Batia Suter

23.10.2021
09.01.2022

Domestic Night /Dark Pages

Domestic Night/Dark Pages est une installation qui réunit près de 100 impressions jet d’encre et une collection de pages perdues provenant de vieux livres et magazines. Batia Suter, qui a créé une première fois l’installation Domestic Night en 2018, revisite pour le MBAL sa collection d’images provenant d’ouvrages trouvés aux puces. Depuis plus de 30 ans, l’artiste pense en images. Fascinée par les livres illustrés, atlas, imprimés scientifiques, catalogues, livres d’art, et revues en tout genre, elle collecte, accumule, classe les images qu’elle extrait de ces publications souvent démodées. Une fois les images patiemment collectées et classées, Batia Suter les scanne puis les monte et les assemble jusqu’à ce que de nouvelles relations visuelles surgissent.

Dans ses compositions, Batia Suter fait dialoguer culture savante et culture populaire. Elle s’intéresse autant aux images scientifiques, issues par exemple de l’astronomie et réalisées dans des conditions techniques très complexes, qu’à la publicité ou aux manuels pour motos ! Les images réunies dans Domestic Night ont été sélectionnées pour leur côté sombre – au sens littéral. L’artiste a retenu ici des reproductions presque noires. Une fois les pages scan- nées, l’artiste découvre par l’agrandissement de nouveaux détails dans les zones sombres des reproductions. L’outil numérique lui permet ainsi de naviguer à l’intérieur des images, les scans révélant toutes sortes d’anomalies comme des poils, des éraflures et des variations infinies de saturation qui entrent en conflit visuel avec le sujet.
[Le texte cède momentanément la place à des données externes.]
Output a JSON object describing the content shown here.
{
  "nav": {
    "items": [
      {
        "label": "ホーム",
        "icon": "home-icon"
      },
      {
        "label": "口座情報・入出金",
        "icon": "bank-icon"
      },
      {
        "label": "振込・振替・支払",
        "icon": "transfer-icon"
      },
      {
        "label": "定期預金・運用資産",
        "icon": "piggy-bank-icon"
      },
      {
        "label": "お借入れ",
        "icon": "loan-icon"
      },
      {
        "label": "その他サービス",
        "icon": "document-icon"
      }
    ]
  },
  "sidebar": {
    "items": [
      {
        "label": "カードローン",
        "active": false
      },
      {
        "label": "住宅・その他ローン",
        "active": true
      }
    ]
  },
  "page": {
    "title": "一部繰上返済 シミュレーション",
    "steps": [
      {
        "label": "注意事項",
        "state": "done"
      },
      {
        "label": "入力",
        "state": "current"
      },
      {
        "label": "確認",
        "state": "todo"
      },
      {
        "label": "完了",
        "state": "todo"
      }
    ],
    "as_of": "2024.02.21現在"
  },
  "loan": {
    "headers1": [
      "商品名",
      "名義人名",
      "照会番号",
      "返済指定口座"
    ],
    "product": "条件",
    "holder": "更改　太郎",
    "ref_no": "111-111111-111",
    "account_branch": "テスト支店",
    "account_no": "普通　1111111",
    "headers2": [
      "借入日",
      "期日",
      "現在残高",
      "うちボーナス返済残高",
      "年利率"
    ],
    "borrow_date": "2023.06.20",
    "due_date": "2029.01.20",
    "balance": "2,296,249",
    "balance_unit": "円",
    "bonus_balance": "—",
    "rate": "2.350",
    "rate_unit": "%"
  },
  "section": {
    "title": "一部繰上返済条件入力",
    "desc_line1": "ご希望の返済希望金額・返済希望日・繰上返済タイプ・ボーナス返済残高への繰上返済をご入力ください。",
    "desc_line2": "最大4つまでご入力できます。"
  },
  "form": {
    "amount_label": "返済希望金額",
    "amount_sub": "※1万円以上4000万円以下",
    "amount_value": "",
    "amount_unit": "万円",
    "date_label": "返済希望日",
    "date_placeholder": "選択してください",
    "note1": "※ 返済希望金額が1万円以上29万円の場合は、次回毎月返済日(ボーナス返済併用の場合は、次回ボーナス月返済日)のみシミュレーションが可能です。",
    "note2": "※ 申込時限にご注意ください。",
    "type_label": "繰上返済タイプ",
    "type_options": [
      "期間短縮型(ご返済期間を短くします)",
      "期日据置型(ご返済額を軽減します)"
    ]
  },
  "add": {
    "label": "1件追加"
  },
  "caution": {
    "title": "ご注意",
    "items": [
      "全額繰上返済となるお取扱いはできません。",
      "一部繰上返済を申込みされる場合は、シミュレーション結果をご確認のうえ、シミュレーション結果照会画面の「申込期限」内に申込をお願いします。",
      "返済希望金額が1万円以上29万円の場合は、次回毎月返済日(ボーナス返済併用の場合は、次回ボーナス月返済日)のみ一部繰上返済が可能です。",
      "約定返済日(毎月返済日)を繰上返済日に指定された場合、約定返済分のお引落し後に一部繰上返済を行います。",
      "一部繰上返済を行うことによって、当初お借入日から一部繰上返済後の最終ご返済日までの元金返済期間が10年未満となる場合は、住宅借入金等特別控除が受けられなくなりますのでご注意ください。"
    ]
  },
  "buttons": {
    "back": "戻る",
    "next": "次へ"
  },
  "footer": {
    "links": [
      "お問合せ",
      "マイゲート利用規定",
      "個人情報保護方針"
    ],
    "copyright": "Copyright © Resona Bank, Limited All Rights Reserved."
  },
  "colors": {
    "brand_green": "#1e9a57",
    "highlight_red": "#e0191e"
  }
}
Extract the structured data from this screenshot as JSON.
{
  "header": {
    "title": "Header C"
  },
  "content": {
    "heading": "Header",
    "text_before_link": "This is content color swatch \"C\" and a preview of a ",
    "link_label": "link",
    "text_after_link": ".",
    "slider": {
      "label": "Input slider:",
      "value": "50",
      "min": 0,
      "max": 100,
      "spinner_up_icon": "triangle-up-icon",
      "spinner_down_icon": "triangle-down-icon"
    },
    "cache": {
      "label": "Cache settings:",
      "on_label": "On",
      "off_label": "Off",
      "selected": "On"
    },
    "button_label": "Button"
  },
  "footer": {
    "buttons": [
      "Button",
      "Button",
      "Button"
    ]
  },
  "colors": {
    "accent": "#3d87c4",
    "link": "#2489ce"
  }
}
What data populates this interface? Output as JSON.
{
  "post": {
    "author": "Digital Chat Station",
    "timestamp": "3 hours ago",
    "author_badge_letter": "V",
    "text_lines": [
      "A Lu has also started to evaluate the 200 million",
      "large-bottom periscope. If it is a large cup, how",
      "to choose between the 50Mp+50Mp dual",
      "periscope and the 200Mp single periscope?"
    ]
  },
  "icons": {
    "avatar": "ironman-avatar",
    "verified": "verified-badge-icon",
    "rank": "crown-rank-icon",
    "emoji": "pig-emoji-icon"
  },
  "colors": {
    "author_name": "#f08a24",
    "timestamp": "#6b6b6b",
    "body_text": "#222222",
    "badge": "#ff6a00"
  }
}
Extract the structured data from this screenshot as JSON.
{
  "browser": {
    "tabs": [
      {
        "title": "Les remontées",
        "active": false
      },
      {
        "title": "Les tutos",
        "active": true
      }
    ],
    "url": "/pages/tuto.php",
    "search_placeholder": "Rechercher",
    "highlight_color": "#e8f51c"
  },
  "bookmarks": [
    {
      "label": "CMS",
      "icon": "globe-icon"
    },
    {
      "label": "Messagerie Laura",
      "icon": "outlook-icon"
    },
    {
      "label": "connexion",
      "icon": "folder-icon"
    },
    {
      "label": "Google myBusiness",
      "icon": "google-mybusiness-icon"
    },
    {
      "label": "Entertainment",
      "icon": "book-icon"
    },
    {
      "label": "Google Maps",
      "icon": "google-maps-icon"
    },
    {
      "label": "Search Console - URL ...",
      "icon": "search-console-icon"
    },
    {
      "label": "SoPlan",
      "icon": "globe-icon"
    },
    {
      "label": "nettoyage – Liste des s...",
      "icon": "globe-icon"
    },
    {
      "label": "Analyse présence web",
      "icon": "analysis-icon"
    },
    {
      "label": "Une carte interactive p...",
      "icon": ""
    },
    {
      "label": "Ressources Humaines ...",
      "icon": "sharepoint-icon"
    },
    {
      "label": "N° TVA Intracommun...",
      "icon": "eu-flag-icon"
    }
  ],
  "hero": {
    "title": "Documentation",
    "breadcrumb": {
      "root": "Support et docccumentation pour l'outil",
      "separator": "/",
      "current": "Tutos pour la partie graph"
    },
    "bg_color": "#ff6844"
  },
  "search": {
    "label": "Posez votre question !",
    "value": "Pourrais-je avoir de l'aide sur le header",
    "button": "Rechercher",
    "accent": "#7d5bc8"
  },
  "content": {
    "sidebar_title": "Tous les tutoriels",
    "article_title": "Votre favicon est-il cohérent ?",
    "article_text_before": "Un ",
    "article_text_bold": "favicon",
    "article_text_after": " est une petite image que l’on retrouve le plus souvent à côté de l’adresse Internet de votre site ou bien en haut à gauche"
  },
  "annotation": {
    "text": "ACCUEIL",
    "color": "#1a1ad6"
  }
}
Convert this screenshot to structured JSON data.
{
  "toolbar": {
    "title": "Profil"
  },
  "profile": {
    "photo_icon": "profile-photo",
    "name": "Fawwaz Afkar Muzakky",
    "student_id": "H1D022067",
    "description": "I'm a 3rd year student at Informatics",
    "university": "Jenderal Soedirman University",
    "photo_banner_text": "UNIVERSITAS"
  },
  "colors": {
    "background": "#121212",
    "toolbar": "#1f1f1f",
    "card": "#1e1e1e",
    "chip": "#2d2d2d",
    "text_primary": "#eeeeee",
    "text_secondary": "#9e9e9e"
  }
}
Les explorations visuelles de Batia Suter nous parlent non seulement de représentations (comment un objet est photo- graphié) mais aussi d’encre (comment une image est imprimée). Toujours décontextualisées et hors d’usage, les images réunies par l’artiste pour leur seul motif, développent alors de nouvelles narrations.

L’artiste a complété son installation en réunissant sous vitrine des pages de livres également sorties de leur contexte. Là aussi elle crée de nouvelles relations visuelles avec le noir comme seul fil conducteur. Les pages extraites de leur livre d’origine apparaissent sans aucune information, celles-ci étant désormais manquantes. L’œuvre de Batia Suter se situe à l’opposé du travail d’archivage scientifique qui cherche à maîtriser le passé. Sa collection de pages détachées et décontextualisées serait un véritable cauchemar pour les bibliothécaires !

Née en Suisse, vivant et travaillant à Amsterdam, Batia Suter (1967) crée une œuvre qui se déploie sous la forme d’installations monumentales réalisées à partir d’images trouvées qui se fondent par juxtaposition. Ses livres Parallel Encyclopedia (2007) et Parallel Encyclopedia #2 (2016) sont composés d’images tirées de vieux livres qu’elle a collectés au fil des ans. Surface Series (2011), Radial Grammar (2018) et Hexamiles (2019) montrent d’autres explorations visuelles. Cherchant à faire communiquer les images selon leur propre logique, l’artiste crée des séries qui donnent de nouvelles vies aux images imprimées – sa matière créative.